IAM 961 HW2, fall 2016

Problem 1: Prove that any real-valued matrix $A$ has a real-valued SVD, i.e. an SVD factorization $A=U \Sigma V^\dagger$ where $U,\Sigma,$ and $V$ are real-valued matrices. Hint: Do not re-do the existence uniqueness proof we did in class with a restriction to real matrices. Start with a possibly complex SVD $A=U \Sigma V^*$ (where $U$ and $V$ are possibly complex but $\Sigma$ is necessarily real), and use this to show there must be real-valued unitary $U'$ and $V'$ that also form an SVD $A=U' \Sigma V'^* $. I suspect it will be helpful to express the SVDs as sums over columns of $U$ and $V$, i.e. $A = 
\sum_{j=1}^p \sigma_j u_j v^*_j$, as shown in problem 3.)

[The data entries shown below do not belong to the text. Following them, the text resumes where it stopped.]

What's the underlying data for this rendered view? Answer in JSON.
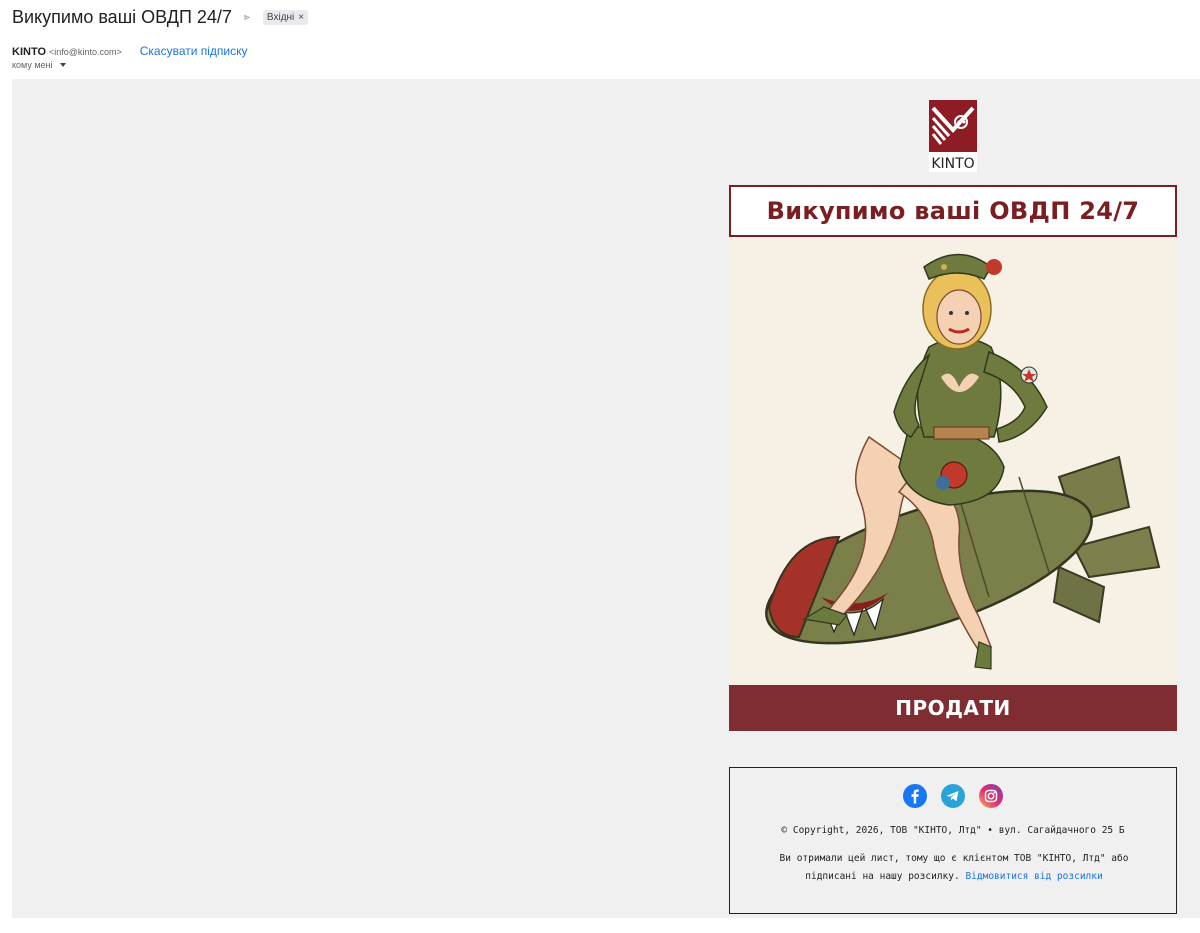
{
  "email": {
    "subject": "Викупимо ваші ОВДП 24/7",
    "label": "Вхідні",
    "label_remove": "×",
    "sender_name": "KINTO",
    "sender_email": "<info@kinto.com>",
    "unsubscribe": "Скасувати підписку",
    "to": "кому мені"
  },
  "newsletter": {
    "logo_text": "KINTO",
    "title": "Викупимо ваші ОВДП 24/7",
    "cta": "ПРОДАТИ",
    "hero_alt": "pin-up girl sitting on a bomb illustration",
    "social": [
      "facebook-icon",
      "telegram-icon",
      "instagram-icon"
    ],
    "copyright": "© Copyright, 2026, ТОВ \"КІНТО, Лтд\" • вул. Сагайдачного 25 Б",
    "notice": "Ви отримали цей лист, тому що є клієнтом ТОВ \"КІНТО, Лтд\" або підписані на нашу розсилку.",
    "opt_out": "Відмовитися від розсилки"
  },
  "colors": {
    "brand": "#7a1e22",
    "cta_bg": "#7f2d33",
    "link": "#1a73e8"
  }
}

Problem 2: Show that if $A$ is m x n and $B$ is p x n, the product $AB^*$ can be written as

\begin{eqnarray*}
AB^* = \sum_{j=1}^n a_j b^*_j
\end{eqnarray*}

where $a_j$ and $b_j$ are the columns of $A$ and $B$. This is more a matter of understanding and proper use of notation than any kind of deep proof. It should take about three lines.

Problem 3: Let $A$ be an m x n matrix with SVD $A = U\ \Sigma V^*$. By applying the results of problem 2 to the matrices $U$ and $\Sigma V^*$, show that

\begin{eqnarray*}
A = \sum_{j=1}^p \sigma_j u_j v^*_j
\end{eqnarray*}

where $p = \min\{m,n\}$. For simplicity you can assume $m \geq n$ so that $p=n$. Note that if $r \leq p$ is the number of nonzero singular values (or equivalently, the rank of $A$), then clearly one can also write the sum going to just $r$ instead of $p$.

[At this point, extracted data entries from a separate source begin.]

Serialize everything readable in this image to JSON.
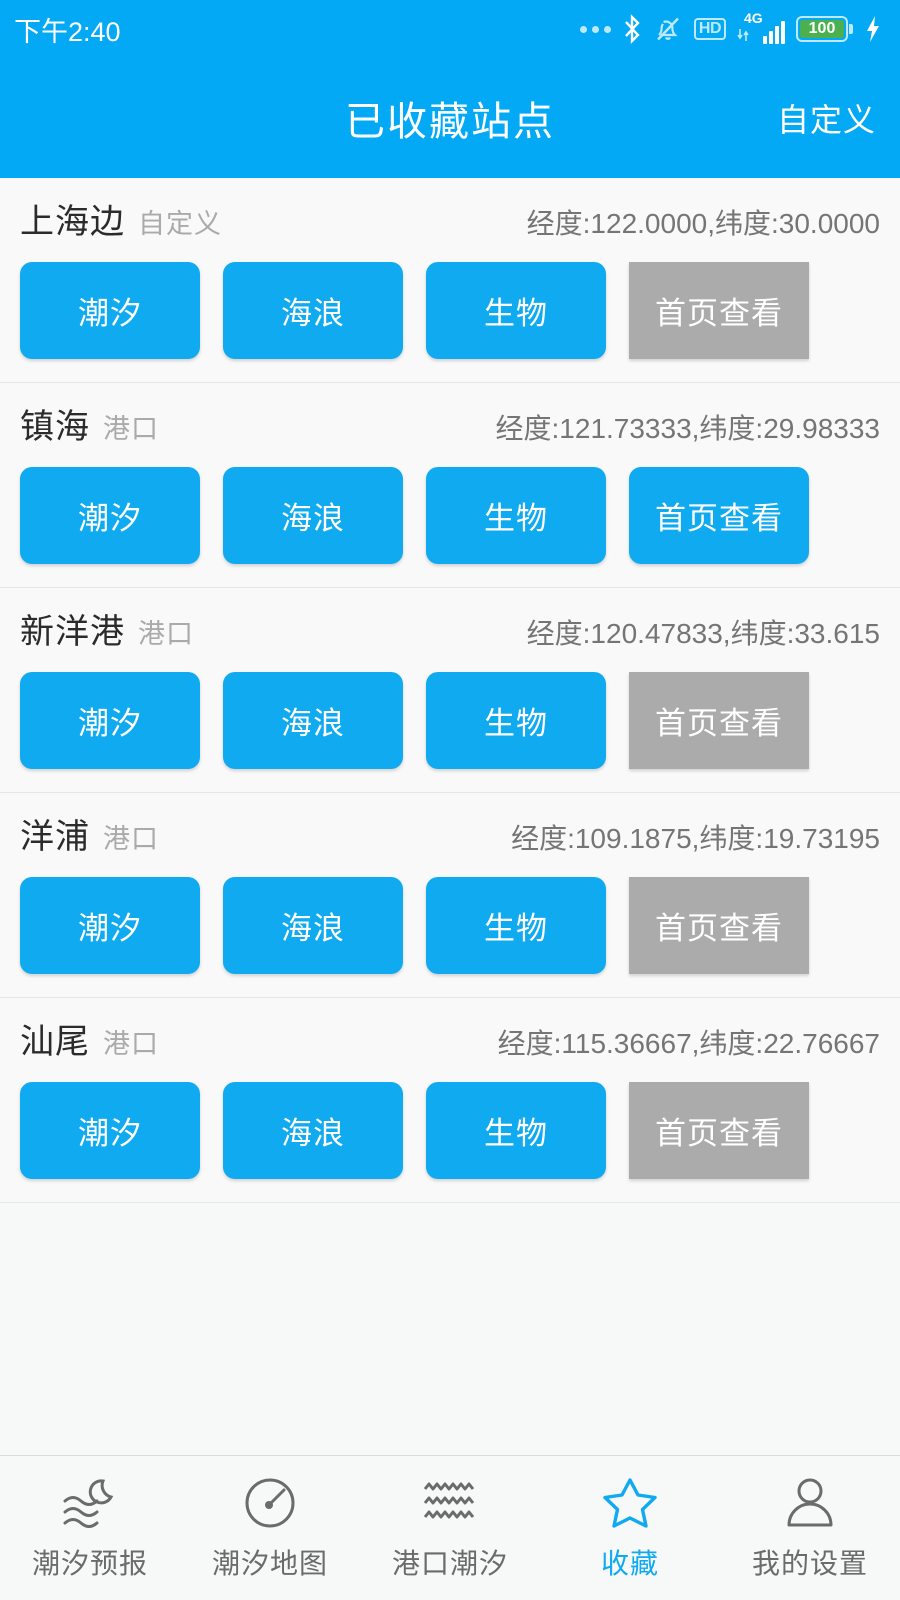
{
  "statusbar": {
    "time": "下午2:40",
    "battery_level": "100",
    "network": "4G",
    "hd_label": "HD",
    "icons": [
      "more-dots-icon",
      "bluetooth-icon",
      "bell-muted-icon",
      "hd-icon",
      "signal-4g-icon",
      "battery-icon",
      "charging-bolt-icon"
    ]
  },
  "header": {
    "title": "已收藏站点",
    "action_label": "自定义",
    "background_color": "#03a9f4"
  },
  "colors": {
    "accent": "#10aaf0",
    "disabled": "#ababab",
    "name_text": "#2b2b2b",
    "tag_text": "#aaaaaa",
    "coord_text": "#757575"
  },
  "list": {
    "rows": [
      {
        "name": "上海边",
        "tag": "自定义",
        "coords": "经度:122.0000,纬度:30.0000",
        "buttons": [
          {
            "label": "潮汐",
            "state": "enabled"
          },
          {
            "label": "海浪",
            "state": "enabled"
          },
          {
            "label": "生物",
            "state": "enabled"
          },
          {
            "label": "首页查看",
            "state": "disabled"
          }
        ]
      },
      {
        "name": "镇海",
        "tag": "港口",
        "coords": "经度:121.73333,纬度:29.98333",
        "buttons": [
          {
            "label": "潮汐",
            "state": "enabled"
          },
          {
            "label": "海浪",
            "state": "enabled"
          },
          {
            "label": "生物",
            "state": "enabled"
          },
          {
            "label": "首页查看",
            "state": "enabled"
          }
        ]
      },
      {
        "name": "新洋港",
        "tag": "港口",
        "coords": "经度:120.47833,纬度:33.615",
        "buttons": [
          {
            "label": "潮汐",
            "state": "enabled"
          },
          {
            "label": "海浪",
            "state": "enabled"
          },
          {
            "label": "生物",
            "state": "enabled"
          },
          {
            "label": "首页查看",
            "state": "disabled"
          }
        ]
      },
      {
        "name": "洋浦",
        "tag": "港口",
        "coords": "经度:109.1875,纬度:19.73195",
        "buttons": [
          {
            "label": "潮汐",
            "state": "enabled"
          },
          {
            "label": "海浪",
            "state": "enabled"
          },
          {
            "label": "生物",
            "state": "enabled"
          },
          {
            "label": "首页查看",
            "state": "disabled"
          }
        ]
      },
      {
        "name": "汕尾",
        "tag": "港口",
        "coords": "经度:115.36667,纬度:22.76667",
        "buttons": [
          {
            "label": "潮汐",
            "state": "enabled"
          },
          {
            "label": "海浪",
            "state": "enabled"
          },
          {
            "label": "生物",
            "state": "enabled"
          },
          {
            "label": "首页查看",
            "state": "disabled"
          }
        ]
      }
    ]
  },
  "tabbar": {
    "items": [
      {
        "label": "潮汐预报",
        "icon": "waves-moon-icon",
        "active": false
      },
      {
        "label": "潮汐地图",
        "icon": "gauge-icon",
        "active": false
      },
      {
        "label": "港口潮汐",
        "icon": "zigzag-waves-icon",
        "active": false
      },
      {
        "label": "收藏",
        "icon": "star-icon",
        "active": true
      },
      {
        "label": "我的设置",
        "icon": "person-icon",
        "active": false
      }
    ]
  }
}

Problem 4: Continuing from problem 3, let

\begin{eqnarray*}
A_{\nu} = \sum_{j=1}^{\nu} \sigma_j u_j v^*_j
\end{eqnarray*}

where $\nu \leq p = \min\{m,n\}$. Show that $A_{\nu}$ is the closest rank-$\nu$ approximation to $A$ in the 2-norm, i.e. that

\begin{eqnarray*}
\| A - A_{\nu} \|_2 = \inf_{ B \in \mathbb{C}^{m\times n}, rank{B} \leq \nu}  \| A-B \|_2 = \sigma_{\nu+1}
\end{eqnarray*}

(where $\sigma_{\nu+1} = 0$ if $\nu = p$). This is Theorem 5.8 in Trefethen & Bau. You can follow that proof, just write it out in your own words, improving on presentation & argument where you can.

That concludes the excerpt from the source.